Consider the graph. Which of the following could be the equation of the parabola? Is it A) 𝑦 equals 𝑥 plus one times 𝑥 plus five, B) 𝑦 equals negative 𝑥 plus one times 𝑥 plus five, C) 𝑦 equals negative 𝑥 plus one times 𝑥 minus five, D) 𝑦 equals 𝑥 minus one times 𝑥 minus five, or E) 𝑦 equals negative 𝑥 minus one times 𝑥 minus five?

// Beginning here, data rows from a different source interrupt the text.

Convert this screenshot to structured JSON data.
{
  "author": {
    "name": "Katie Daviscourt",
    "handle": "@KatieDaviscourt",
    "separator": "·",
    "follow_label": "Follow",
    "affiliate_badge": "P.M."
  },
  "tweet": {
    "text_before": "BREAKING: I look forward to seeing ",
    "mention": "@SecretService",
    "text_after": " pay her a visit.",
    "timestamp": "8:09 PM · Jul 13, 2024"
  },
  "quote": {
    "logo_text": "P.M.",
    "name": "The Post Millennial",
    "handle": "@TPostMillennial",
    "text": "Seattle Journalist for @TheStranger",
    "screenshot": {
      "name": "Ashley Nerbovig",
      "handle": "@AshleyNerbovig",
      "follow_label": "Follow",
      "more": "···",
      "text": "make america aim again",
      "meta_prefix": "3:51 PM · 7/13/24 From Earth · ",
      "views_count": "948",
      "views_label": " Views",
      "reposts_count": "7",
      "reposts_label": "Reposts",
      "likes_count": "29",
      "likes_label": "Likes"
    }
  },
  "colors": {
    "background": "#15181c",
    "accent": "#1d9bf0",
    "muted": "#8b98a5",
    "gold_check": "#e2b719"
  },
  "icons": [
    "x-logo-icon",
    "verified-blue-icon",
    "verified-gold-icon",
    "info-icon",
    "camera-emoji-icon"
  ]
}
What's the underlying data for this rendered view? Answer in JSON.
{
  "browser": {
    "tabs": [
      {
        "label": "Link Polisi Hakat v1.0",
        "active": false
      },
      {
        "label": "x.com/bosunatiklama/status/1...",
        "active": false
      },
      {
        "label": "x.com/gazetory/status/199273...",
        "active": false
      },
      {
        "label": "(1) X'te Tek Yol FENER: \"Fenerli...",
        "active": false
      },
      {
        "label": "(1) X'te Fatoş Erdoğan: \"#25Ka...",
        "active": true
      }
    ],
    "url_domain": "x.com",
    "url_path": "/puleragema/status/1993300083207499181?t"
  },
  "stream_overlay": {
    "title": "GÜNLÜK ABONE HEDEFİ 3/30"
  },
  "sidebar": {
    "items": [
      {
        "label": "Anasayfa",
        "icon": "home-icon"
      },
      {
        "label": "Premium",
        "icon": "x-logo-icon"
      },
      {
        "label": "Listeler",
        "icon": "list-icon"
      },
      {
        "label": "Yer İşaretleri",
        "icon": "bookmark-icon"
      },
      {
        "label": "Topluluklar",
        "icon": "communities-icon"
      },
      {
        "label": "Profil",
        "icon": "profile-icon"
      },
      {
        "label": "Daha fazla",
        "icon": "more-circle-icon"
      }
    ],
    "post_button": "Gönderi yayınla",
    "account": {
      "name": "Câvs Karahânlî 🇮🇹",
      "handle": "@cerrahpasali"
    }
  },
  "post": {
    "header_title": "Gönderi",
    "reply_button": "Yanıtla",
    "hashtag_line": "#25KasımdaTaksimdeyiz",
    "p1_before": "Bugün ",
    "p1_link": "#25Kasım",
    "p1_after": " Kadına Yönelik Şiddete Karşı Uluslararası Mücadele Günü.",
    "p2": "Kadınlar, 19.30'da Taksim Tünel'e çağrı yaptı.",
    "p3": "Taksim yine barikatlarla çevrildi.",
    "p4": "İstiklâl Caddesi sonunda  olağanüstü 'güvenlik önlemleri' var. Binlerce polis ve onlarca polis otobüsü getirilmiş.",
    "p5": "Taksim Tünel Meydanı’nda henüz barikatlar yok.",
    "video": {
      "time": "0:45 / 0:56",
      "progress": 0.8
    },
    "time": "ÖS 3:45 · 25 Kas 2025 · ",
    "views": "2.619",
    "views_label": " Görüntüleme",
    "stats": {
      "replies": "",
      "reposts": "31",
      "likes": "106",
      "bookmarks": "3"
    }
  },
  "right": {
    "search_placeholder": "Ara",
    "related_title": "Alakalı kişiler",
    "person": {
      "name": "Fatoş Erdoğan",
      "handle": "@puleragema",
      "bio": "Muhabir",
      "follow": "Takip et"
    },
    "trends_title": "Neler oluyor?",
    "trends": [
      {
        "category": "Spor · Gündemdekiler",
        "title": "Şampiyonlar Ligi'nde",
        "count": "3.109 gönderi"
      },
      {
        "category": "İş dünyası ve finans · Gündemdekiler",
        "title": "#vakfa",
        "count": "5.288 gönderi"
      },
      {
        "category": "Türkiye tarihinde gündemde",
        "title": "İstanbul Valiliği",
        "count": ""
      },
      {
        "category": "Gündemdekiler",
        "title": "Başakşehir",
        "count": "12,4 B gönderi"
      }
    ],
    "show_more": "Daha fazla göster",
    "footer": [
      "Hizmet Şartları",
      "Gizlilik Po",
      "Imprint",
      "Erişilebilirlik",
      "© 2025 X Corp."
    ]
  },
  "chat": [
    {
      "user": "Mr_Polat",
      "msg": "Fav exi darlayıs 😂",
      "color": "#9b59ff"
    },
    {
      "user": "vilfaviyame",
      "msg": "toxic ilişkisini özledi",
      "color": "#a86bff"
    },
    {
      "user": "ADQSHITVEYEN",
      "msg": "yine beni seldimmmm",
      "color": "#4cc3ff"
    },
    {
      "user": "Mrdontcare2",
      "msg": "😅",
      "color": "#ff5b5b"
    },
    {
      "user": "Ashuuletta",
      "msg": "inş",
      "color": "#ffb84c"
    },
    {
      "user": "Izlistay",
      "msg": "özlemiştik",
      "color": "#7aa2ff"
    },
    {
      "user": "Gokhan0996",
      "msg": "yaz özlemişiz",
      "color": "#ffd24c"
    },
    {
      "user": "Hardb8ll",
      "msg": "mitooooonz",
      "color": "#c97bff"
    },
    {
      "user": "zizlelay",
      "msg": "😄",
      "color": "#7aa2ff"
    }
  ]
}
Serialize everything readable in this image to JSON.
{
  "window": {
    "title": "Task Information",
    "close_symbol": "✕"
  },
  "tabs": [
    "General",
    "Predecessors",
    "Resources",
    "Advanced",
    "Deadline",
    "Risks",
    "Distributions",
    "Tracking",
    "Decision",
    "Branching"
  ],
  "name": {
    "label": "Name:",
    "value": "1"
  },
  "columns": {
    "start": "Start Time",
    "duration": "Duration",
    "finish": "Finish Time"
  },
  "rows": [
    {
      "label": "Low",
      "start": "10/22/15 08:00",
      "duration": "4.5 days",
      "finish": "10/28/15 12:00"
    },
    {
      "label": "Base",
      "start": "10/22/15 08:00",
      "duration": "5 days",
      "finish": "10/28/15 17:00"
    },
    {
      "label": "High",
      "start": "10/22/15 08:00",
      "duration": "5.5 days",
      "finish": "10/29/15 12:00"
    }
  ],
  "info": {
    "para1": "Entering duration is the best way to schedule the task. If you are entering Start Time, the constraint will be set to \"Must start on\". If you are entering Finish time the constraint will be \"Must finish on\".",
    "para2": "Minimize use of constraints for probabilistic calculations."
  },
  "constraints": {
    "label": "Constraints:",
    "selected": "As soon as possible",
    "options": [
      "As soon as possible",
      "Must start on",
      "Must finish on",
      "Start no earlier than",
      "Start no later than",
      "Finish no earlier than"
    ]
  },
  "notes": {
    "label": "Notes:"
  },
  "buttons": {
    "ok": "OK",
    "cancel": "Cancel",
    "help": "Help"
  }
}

This parabola is a quadratic graph. That means its equation has a power of 𝑥 no larger than two. We’re going to need decide which quadratic equation represents the equation of this graph. So, let’s consider what else we know about the shape of the curve. When a quadratic equation has a positive leading coefficient — that is, the coefficient of 𝑥 squared is positive — we have a U-shaped parabola. When, however, the coefficient of 𝑥 squared is negative — that is, 𝑦 equals negative 𝑥 squared, 𝑦 equals negative five 𝑥 squared plus two 𝑥, and so on — we have what we might call an inverted parabola as shown.
Now, we can see that the parabola on our curve is indeed inverted, so we know that the leading coefficient, in that case the coefficient of 𝑥 squared, is negative. And this actually means we can already disregard two of our equations. We’re going to disregard equation A, 𝑦 equals 𝑥 plus one times 𝑥 plus five, and equation D, 𝑦 equals 𝑥 minus one times 𝑥 minus five. And that’s because when we multiply two binomials of the form 𝑥 plus some constant 𝑎 and 𝑥 plus some constant 𝑏, we begin by multiplying the first term in each expression. So, that’s 𝑥 times 𝑥, which gives us the 𝑥 squared. Now, of course, we have three other terms when we multiply, but actually we get that positive leading coefficient of 𝑥 squared, so we know that we can disregard A and D.
B, C, and E are the product of two binomials as we saw before. But then, the entire expression is multiplied by negative one. So, we’re definitely going to have that negative leading coefficient. So, what next? Well, now we’ve considered the shape of the curve. We’re going to find the roots of each equation. That is, where does the graph cross the 𝑥-axis? And we achieve this by setting 𝑦 equal to zero. So, for graph B, we have negative 𝑥 plus one times 𝑥 plus five equals zero. We’re going to solve this for 𝑥. We can multiply through by negative one, and our equation becomes 𝑥 plus one times 𝑥 plus five equals zero.
Now, for the product of two expressions to be equal to zero, we absolutely know that at least one of those expressions must itself be zero. So, either 𝑥 plus one is equal to zero or 𝑥 plus five is equal to zero. When we subtract one from both sides of this first equation, we find 𝑥 is equal to negative one. And when we subtract five from both sides of our second equation, we get 𝑥 equals negative five. So, we know that the solutions to the equation negative 𝑥 plus one times 𝑥 plus five equals zero are 𝑥 equals negative one and 𝑥 equals negative five. Those are the points on the 𝑥-axis where the graph intersects.
Let’s repeat this and find the roots for graph C. That’s negative 𝑥 plus one times 𝑥 minus five equals zero. Once again, we can multiply by negative one. And this time we know that either 𝑥 plus one is equal to zero or 𝑥 minus five is equal to zero. When we solve these two equations, we get 𝑥 equals negative one and 𝑥 equals five. Let’s repeat this process one more time for graph E. We see that negative 𝑥 minus one times 𝑥 minus five equals zero. We multiply through by negative one, and this time we see that either 𝑥 minus one equals zero or 𝑥 minus five equals zero. Solving these equations, we find 𝑥 equals one and 𝑥 equals five to be the solutions to our quadratic equation.
Now remember, each pair of solutions tells us where the curve crosses the 𝑥-axis. If we go back to the parabola, we see that both points of intersection with the 𝑥-axis lie on the negative side. That means they absolutely must be negative one and negative five. This is the only equation for which both roots are indeed negative. And so, this means that graph B is the one we’re interested in. It’s 𝑦 equals negative 𝑥 plus one times 𝑥 plus five.